From my individual perspective, if an organization can’t provide all the levels of care, you have a fundamental question as to whether that agency ought to be in the business of providing hospice care.

If we are aligning some of the payments to support much more expensive levels of care for those agencies that are actually providing that care, then I think it’s an appropriate adjustment.

Even with those adjustments, the value that a hospice provides through a day of general inpatient care is still a fraction of the cost than if the person were to receive full-blown hospital care, so we still represent a tremendous value.

So for some programs, it’s going to be a headache to get the 2.7% cut in your reimbursement. That is never a fun thing to deal with. But if you look at the [Medicare Payment Advisory Commission] reports, they say every year that they see programs that are not providing all levels of care. Well if you can’t do that, then you can’t be a licensed hospice.

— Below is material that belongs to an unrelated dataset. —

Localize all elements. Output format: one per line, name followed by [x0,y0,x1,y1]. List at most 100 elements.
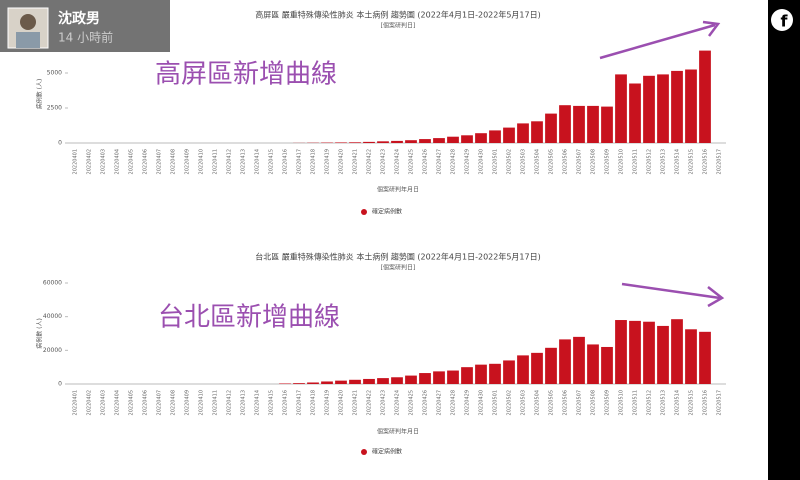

If the remedy is for CMS to look at hospice cost reports and see that providers are losing money on those kinds of care, and seeing the value in that kind of care versus the hospital, then I think it’s appropriate to adjust that payment. Hopefully it will provide an opportunity for those who don’t provide those levels of care to see if it is something they can fit into their economic model and figure out a way to do it, whether through their own unit or via contract with a hospital or skilled nursing facility.

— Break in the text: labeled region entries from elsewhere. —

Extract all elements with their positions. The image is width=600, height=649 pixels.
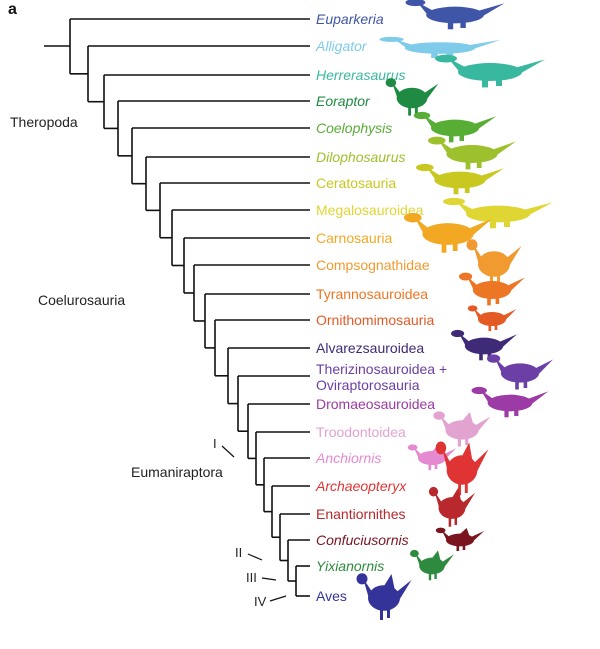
clade-label-theropoda: Theropoda xyxy=(10,114,78,130)
node-label-iv: IV xyxy=(254,594,267,609)
troodontoidea-silhouette-icon xyxy=(433,411,491,447)
taxon-label: Megalosauroidea xyxy=(316,202,424,218)
eoraptor-silhouette-icon xyxy=(385,78,439,116)
node-label-i: I xyxy=(213,436,217,451)
node-ii-pointer xyxy=(247,553,263,561)
ceratosauria-silhouette-icon xyxy=(416,163,504,195)
tyrannosauroidea-silhouette-icon xyxy=(459,272,525,306)
euparkeria-silhouette-icon xyxy=(405,0,505,30)
taxon-label: Aves xyxy=(316,588,347,604)
taxon-label: Yixianornis xyxy=(316,558,385,574)
therizinosauroidea-silhouette-icon xyxy=(487,354,553,390)
taxon-label: Carnosauria xyxy=(316,230,393,246)
coelophysis-silhouette-icon xyxy=(413,111,497,143)
archaeopteryx-silhouette-icon xyxy=(435,441,489,496)
taxon-label: Compsognathidae xyxy=(316,257,430,273)
taxon-label: Troodontoidea xyxy=(316,424,406,440)
node-iv-pointer xyxy=(269,595,287,602)
node-i-pointer xyxy=(221,445,235,458)
taxon-label: Herrerasaurus xyxy=(316,67,406,83)
taxon-label: Euparkeria xyxy=(316,11,384,27)
panel-label: a xyxy=(8,1,17,18)
taxon-label: Alligator xyxy=(316,38,367,54)
confuciusornis-silhouette-icon xyxy=(435,527,485,551)
dromaeosauroidea-silhouette-icon xyxy=(471,386,549,418)
taxon-label: Coelophysis xyxy=(316,120,393,136)
node-iii-pointer xyxy=(261,577,277,581)
taxon-label: Alvarezsauroidea xyxy=(316,340,425,356)
megalosauroidea-silhouette-icon xyxy=(443,197,553,229)
taxon-label: Enantiornithes xyxy=(316,506,406,522)
node-label-ii: II xyxy=(235,545,243,560)
taxon-label: Ceratosauria xyxy=(316,175,397,191)
taxon-label: Dromaeosauroidea xyxy=(316,396,436,412)
taxon-label: Tyrannosauroidea xyxy=(316,286,429,302)
taxon-label: Dilophosaurus xyxy=(316,149,406,165)
ornithomimosauria-silhouette-icon xyxy=(467,305,517,332)
taxon-label: Eoraptor xyxy=(316,93,370,109)
yixianornis-silhouette-icon xyxy=(410,549,454,581)
taxon-label: Ornithomimosauria xyxy=(316,312,435,328)
clade-label-coelurosauria: Coelurosauria xyxy=(38,292,126,308)
taxon-label: Confuciusornis xyxy=(316,532,409,548)
enantiornithes-silhouette-icon xyxy=(428,486,476,527)
alligator-silhouette-icon xyxy=(379,36,501,58)
dilophosaurus-silhouette-icon xyxy=(428,136,516,170)
compsognathidae-silhouette-icon xyxy=(466,239,522,286)
node-label-iii: III xyxy=(246,570,257,585)
taxon-label: Archaeopteryx xyxy=(316,478,407,494)
carnosauria-silhouette-icon xyxy=(404,212,492,253)
aves-silhouette-icon xyxy=(356,573,412,620)
herrerasaurus-silhouette-icon xyxy=(435,54,545,88)
alvarezsauroidea-silhouette-icon xyxy=(451,329,517,361)
taxon-label: Therizinosauroidea + Oviraptorosauria xyxy=(316,361,448,393)
taxon-label: Anchiornis xyxy=(316,450,382,466)
clade-label-eumaniraptora: Eumaniraptora xyxy=(131,464,223,480)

That said, this rebasing is a haircut, and we have to make sure we don’t take too much of a haircut so we can ensure that all the services that we provide through routine home care remain sustainable.

How do you feel about the new requirement for an addendum to the hospice election statement?

Sometimes people get a surprise in terms of what they have to pay for. The more information that we can provide to a patient or a family, the better, especially as they come into what is probably foreign territory for them. I think it’s a fair thing to let people know what we cover and what we don’t.

And much of this is a reaction to what MEDPAC and CMS are seeing, that programs are not always doing that. If all of us were doing that and being very clear, then I think we would have a better understanding from patients and families.

I think it is going to force some organizations to look at things like what medications they offer, because you have hospices operating within an economic model that is dependent on reducing costs or not paying for certain drugs that some could argue we should be covering. Maybe we should be paying for a certain medication that we haven’t been, or for certain equipment, or if that’s not the case we need to be clear about that right from the beginning. That’s the “informed” part of informed consent.

If my mother needed hospice care,for example, then before we sign that notice of election we need to understand what the hospice is going to provide to my mother and to my family, and that may help us decide whether or not we go with that particular program or another depending on what they choose to cover.

What is your reaction to calls for stepped up regulatory enforcement following the recent OIG reports?

Where we have bad actors in the hospice space, I think there should be a substantial increase in enforcement, whether that is more surveys or if CMS and other fiscal intermediaries are empowered to take more punitive action. Because right now all they can do is a retrospective review and they may ask for some money back.

For example, we talked about the four levels of care. If you are serving a normal distribution of patients you are going to find some that require general inpatient care, who require respite care, who require continuous home care. That’s just our normal world, and if you have providers that are not ever providing those levels of service, they are not providing the full benefit.

And when I look at the benefit, those rules are called the Conditions of Participation. There’s a part of me that says that if you are not providing all the levels of care, then you should not be participating.